In Raft, followers are passive, only responding to incoming RPCs. Clients can make requests to any node, follower or leader. Followers, in turn, forward requests to their leader. Last, the leader appends those requests (commands) to its log and sends AppendEntries
RPCs to all of its followers.
What if followers fail?
The leader retries RPCs until they succeed. As soon as a follower recovers, it will catch up with the leader.

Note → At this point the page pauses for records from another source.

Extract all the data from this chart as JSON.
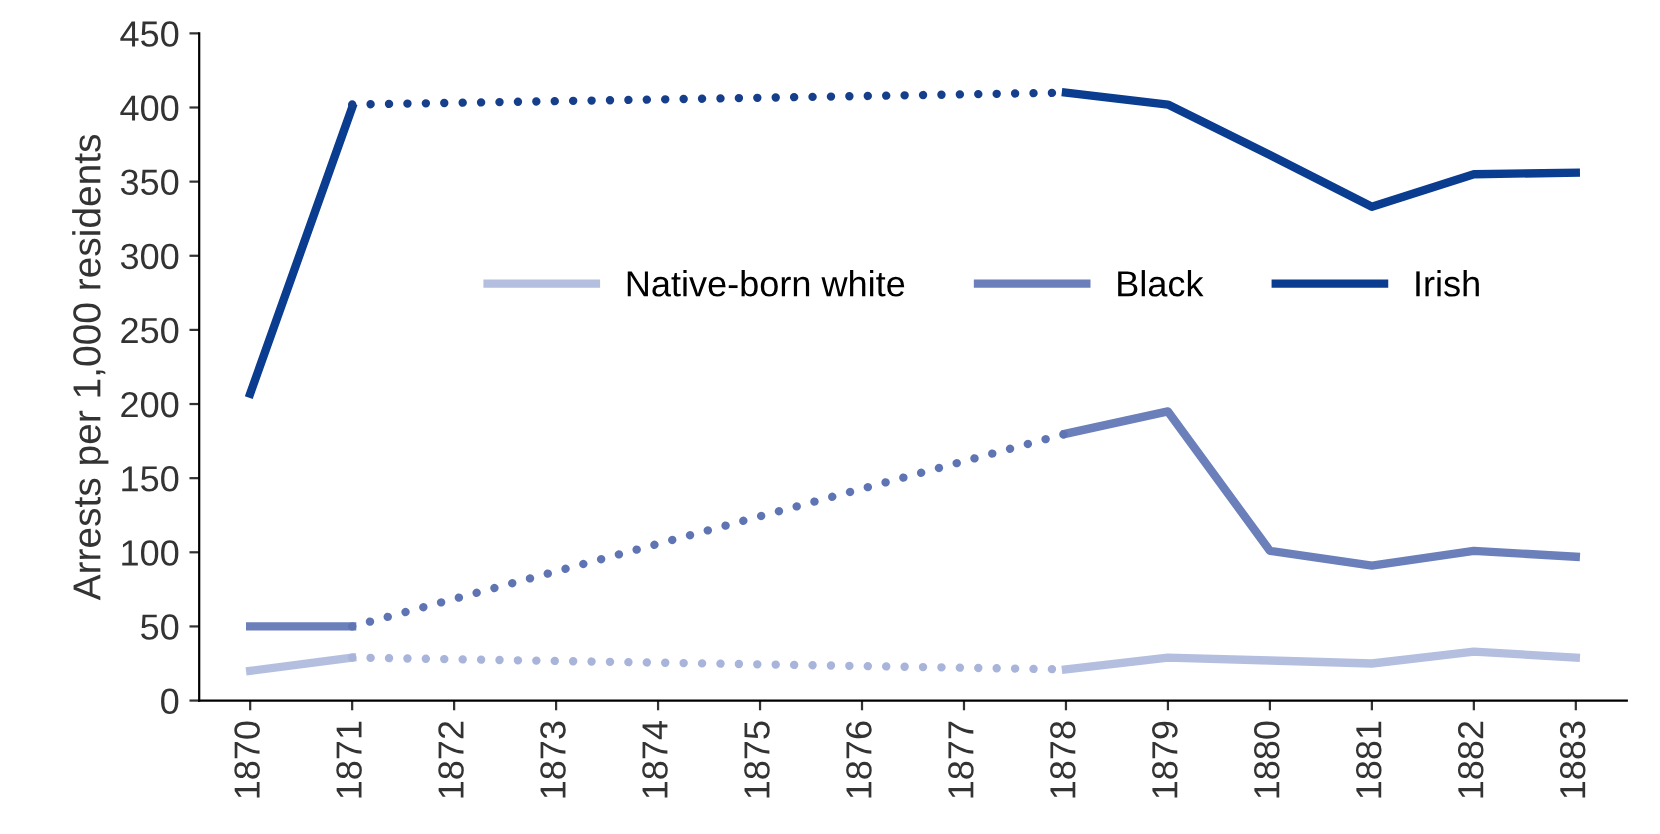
{
  "chart_data": {
    "type": "line",
    "ylabel": "Arrests per 1,000 residents",
    "categories": [
      "1870",
      "1871",
      "1872",
      "1873",
      "1874",
      "1875",
      "1876",
      "1877",
      "1878",
      "1879",
      "1880",
      "1881",
      "1882",
      "1883"
    ],
    "series": [
      {
        "name": "Native-born white",
        "color": "#b4bfe0",
        "line_style": "solid",
        "values": [
          20,
          29,
          null,
          null,
          null,
          null,
          null,
          null,
          21,
          29,
          27,
          25,
          33,
          29
        ]
      },
      {
        "name": "Black",
        "color": "#6b7fba",
        "line_style": "solid",
        "values": [
          50,
          50,
          null,
          null,
          null,
          null,
          null,
          null,
          180,
          195,
          101,
          91,
          101,
          97
        ]
      },
      {
        "name": "Irish",
        "color": "#0a3d8f",
        "line_style": "solid",
        "values": [
          207,
          400,
          null,
          null,
          null,
          null,
          null,
          null,
          410,
          402,
          368,
          333,
          355,
          356
        ]
      },
      {
        "color": "#a8b4da",
        "line_style": "dotted",
        "values": [
          null,
          29,
          null,
          null,
          null,
          null,
          null,
          null,
          21,
          null,
          null,
          null,
          null,
          null
        ]
      },
      {
        "color": "#5f74b2",
        "line_style": "dotted",
        "values": [
          null,
          50,
          null,
          null,
          null,
          null,
          null,
          null,
          180,
          null,
          null,
          null,
          null,
          null
        ]
      },
      {
        "color": "#153f8a",
        "line_style": "dotted",
        "values": [
          null,
          402,
          null,
          null,
          null,
          null,
          null,
          null,
          410,
          null,
          null,
          null,
          null,
          null
        ]
      }
    ],
    "ylim": [
      0,
      450
    ],
    "yticks": [
      0,
      50,
      100,
      150,
      200,
      250,
      300,
      350,
      400,
      450
    ],
    "grid": false,
    "legend": "center"
  }
}
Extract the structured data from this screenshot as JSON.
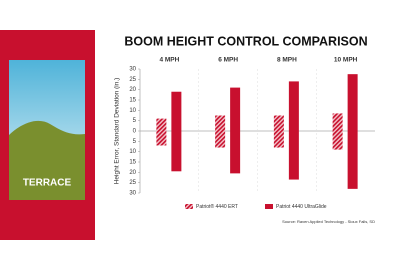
{
  "panel": {
    "label": "TERRACE"
  },
  "chart_data": {
    "type": "floating-bar",
    "title": "BOOM HEIGHT CONTROL COMPARISON",
    "y_label": "Height Error, Standard Deviation (in.)",
    "categories": [
      "4 MPH",
      "6 MPH",
      "8 MPH",
      "10 MPH"
    ],
    "series": [
      {
        "name": "Patriot® 4440 ERT",
        "color": "#c8102e",
        "hatched": true,
        "low": [
          -7,
          -8,
          -8,
          -9
        ],
        "high": [
          6,
          7.5,
          7.5,
          8.5
        ]
      },
      {
        "name": "Patriot 4440 UltraGlide",
        "color": "#c8102e",
        "hatched": false,
        "low": [
          -19.5,
          -20.5,
          -23.5,
          -28
        ],
        "high": [
          19,
          21,
          24,
          27.5
        ]
      }
    ],
    "ylim": [
      -30,
      30
    ],
    "yticks": [
      {
        "value": -30,
        "label": "30"
      },
      {
        "value": -25,
        "label": "25"
      },
      {
        "value": -20,
        "label": "20"
      },
      {
        "value": -15,
        "label": "15"
      },
      {
        "value": -10,
        "label": "10"
      },
      {
        "value": -5,
        "label": "5"
      },
      0,
      5,
      10,
      15,
      20,
      25,
      30
    ],
    "legend": "bottom",
    "source": "Source: Raven Applied Technology - Sioux Falls, SD"
  }
}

In the animation above, notice the stress on the remaining nodes while two of followers (etcd1 and etcd2) are down. Nevertheless, notice that all data is replicated across the cluster, except those two failed ones. Immediately after the nodes recover, the followers sync their data from the leader, looping on this process until all hashes match.
What if a leader fails?
A leader sends periodic heartbeat messages to its followers to maintain its authority. If a follower has not received heartbeats from a valid leader within the election timeout, it assumes that there is no current leader in the cluster, and becomes a candidate to start a new election. Each node includes its last term and last log index in its RequestVote
RPC, so that Raft can choose the candidate that is most likely to contain all committed entries. When the old leader recovers, it will retry to commit log entries of its own. The Raft term is used to detect these stale leaders: Followers deny RPCs if the sender's term is older, and then the sender (often the old leader) reverts back to follower state and updates its term to the latest cluster term.
The animation above shows the Leader going down, and shortly a new leader is elected.
etcd
is highly available as long as a quorum of cluster members are operational and can communicate with each other and with clients. 5-node clusters can tolerate failures of any two members. Data loss is still possible in catastrophic events, like all nodes failing. etcd
persists enough information on stable storage so that members can recover safely from the disk and rejoin the cluster. In particular, etcd
stores new log entries onto disk before committing them to the log to prevent committed entries from being lost on an unexpected restart.
The animation above shows all nodes being terminated with the Kill
button. etcd
recovers the data from stable storage. You can see the number of keys and hash values match, before and after. The cluster can handle client requests immediately after recovery with a new leader.